Including Olynyk, Mickey, Yabu, Zizic and Jackson, and assuming a 3rd overall pick, I have ~$82m in salaries and cap holds for next year. That gives us only $20m in cap room next summer under an estimated
$107m salary cap. Source:
http://www.espn.com/nba/story/_/id/16859143/nba-salary-cap-projection-2017-18-season-lower-expected Full max is $33.5m for a KD, while a 25% max is $25.5m for a Hayward, I think? We can reach the lower number just by letting Olynyk and his $7.7m cap hold walk, but the higher number would involve some bloodletting.
At the end of the day, I think the takeaway here is that the team will not give up max or near-max cap space for role players. They've proven that for all of this rebuild, going back to passing on Omer Asik three years ago. Short of adding Cousins or Butler or someone of that nature, they are highly unlikely to add salaries that extend past this season.
I think you misread the article. It stated that 107 million dollars was the previous estimation but it was lowered to 102 million dollars.
Isn't Hayward 7 years in the league? That would bring his maximum salary to 102*0.3=$30.6 million, even without Olynyk it would be hard to get Hayward then. I read articles this summer that the lower projected salary cap would benefit Celtics in comparison with other "contending" teams since they would have enough cap space anyhow. Not sure why this would be the case if I'm looking correctly at the numbers, because a free agent from tier 2 or above will be extremely hard to sign.
- 61 million guaranteed money next year (thus not resigning Zeller/Olynyk/Jackson/Mickey/Young/Green/Jerebko, if I remember correctly Jackson's contract is partially guaranteed, not sure if that's also the case with Mickey, but I'll neglect it now).
- Brooklyn pick could vary between ~7.5 million and 5 million (1-5 pick with 50% rookie scale increase)

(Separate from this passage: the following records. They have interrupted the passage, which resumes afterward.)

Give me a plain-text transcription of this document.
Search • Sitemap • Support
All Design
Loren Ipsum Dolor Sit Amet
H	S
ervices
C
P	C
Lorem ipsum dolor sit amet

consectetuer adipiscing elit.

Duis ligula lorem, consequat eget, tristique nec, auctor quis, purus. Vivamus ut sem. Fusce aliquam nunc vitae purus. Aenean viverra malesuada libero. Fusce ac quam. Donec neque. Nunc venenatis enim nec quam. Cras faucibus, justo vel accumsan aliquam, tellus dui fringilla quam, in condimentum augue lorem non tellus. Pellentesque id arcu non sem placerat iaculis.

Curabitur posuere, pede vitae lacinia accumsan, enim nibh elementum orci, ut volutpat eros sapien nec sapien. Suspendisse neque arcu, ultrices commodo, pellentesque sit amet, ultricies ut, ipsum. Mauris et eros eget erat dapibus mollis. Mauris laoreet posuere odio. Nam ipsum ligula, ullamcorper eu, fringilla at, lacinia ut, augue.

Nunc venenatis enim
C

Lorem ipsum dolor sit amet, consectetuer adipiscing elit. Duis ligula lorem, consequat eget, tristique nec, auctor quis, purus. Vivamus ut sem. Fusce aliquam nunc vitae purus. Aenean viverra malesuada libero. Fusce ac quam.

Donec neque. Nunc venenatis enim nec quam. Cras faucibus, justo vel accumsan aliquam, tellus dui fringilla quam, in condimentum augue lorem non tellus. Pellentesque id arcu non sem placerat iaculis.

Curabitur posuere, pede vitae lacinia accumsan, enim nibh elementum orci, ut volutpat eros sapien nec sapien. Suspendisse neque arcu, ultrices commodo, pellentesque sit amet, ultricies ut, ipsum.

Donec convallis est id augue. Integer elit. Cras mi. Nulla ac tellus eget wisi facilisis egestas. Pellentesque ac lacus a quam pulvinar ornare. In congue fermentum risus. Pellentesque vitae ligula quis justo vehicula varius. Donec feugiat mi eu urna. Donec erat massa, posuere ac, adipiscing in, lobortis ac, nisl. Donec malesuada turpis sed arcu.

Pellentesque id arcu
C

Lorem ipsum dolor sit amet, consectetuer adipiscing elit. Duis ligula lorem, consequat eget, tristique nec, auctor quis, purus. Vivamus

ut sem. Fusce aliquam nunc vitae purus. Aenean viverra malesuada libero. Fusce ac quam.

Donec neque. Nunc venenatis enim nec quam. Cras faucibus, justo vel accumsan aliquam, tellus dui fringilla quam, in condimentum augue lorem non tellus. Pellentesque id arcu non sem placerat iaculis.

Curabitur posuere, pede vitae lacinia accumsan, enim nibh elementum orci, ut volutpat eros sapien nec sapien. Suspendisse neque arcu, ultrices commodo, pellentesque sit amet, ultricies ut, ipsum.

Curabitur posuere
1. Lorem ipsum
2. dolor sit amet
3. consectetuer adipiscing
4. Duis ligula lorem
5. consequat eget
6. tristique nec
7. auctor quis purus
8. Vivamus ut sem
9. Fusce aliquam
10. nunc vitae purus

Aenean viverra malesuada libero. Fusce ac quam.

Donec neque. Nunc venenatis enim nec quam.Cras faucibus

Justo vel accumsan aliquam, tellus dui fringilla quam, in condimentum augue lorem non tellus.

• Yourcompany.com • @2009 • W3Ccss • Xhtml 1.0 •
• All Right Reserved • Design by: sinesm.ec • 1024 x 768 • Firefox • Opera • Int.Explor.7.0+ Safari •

- Zizic slightly less than 2 million
- Yabusele ~2.4 million
Sum of this brings the total to ~ 70.4 - 72.9 million dollars cap hold with only 10 players on the roster. Depending on the rookie scale increase of the new CBA and the Brooklyn nets pick it might even be necessary to stash Yabusele or/and Zizic another year to create enough cap space to sign Hayward or Griffin. If this happens DA needs to be extremely creative with the remaining cap space and exceptions to give this roster some depth.